DSC04706blog.jpg I am (or was) home from Texas for a quick stopover before embarking this morning on my first solo Flying Cloud trip. Destination: Sun Valley, Idaho. So far everything has gone off without a hitch (pun intended). I don't know what everyone (me included) was so worried about! :)

I am camped tonight in middle-of-nowhere, Wyoming, which I like very much. The drive was rather enjoyable, but then I always enjoy road trips. I checked out Steamboat Springs on the way here - I had never been there before and several people lately have suggested it, including my dental hygienist just last week. My mom mentioned that maybe we would like it better in the winter during ski season, to which I responded it was way too far away for skiing. (It's over four hours from home.) To which she replied, "I know people from Iowa who drive to Steamboat to ski." I guess it's official, we are jaded.

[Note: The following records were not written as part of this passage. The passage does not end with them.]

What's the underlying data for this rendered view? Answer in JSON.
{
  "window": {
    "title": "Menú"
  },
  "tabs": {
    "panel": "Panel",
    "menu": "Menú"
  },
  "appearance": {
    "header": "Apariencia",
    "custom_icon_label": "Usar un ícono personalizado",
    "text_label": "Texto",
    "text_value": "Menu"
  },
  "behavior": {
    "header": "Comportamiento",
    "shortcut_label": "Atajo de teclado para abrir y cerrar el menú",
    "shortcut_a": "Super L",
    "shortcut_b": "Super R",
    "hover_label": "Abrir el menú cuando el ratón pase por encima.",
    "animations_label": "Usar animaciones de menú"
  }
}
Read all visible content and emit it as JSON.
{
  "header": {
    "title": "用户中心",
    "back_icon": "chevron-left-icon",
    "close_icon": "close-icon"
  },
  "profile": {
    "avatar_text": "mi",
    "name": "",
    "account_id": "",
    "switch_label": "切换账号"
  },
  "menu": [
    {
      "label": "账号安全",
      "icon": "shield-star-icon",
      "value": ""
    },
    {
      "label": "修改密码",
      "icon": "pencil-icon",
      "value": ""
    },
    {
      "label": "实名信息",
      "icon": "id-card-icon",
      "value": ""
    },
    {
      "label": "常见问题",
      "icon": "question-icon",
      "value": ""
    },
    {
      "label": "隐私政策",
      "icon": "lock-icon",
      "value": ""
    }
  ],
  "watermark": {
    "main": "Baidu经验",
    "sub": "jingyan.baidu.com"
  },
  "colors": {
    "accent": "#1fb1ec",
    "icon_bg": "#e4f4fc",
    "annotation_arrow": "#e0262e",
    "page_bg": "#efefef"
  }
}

Once north of Craig, Colorado, I finally met up with what I call the *open road.* As in, not a car in the rear view mirror as far as the eye can see. I love drives like that, the more desolate the better. Actually I should call it austere, that sounds nicer. I try to avoid the Interstate whenever possible, but that doesn't always mean avoiding congestion. But this time it did.

Sadly, I am still without my Wyoming atlas. I am holding out hope that maybe it will be out by the time I come back through here on the way home.

DSC04721blog.jpg DSC04716blog.jpg
L-R: I stopped for lunch under this old gas sign that I think predated Interstate 80. Not really, but it is old. || Baggs (population 348) on the Wyoming border has its own "port of entry."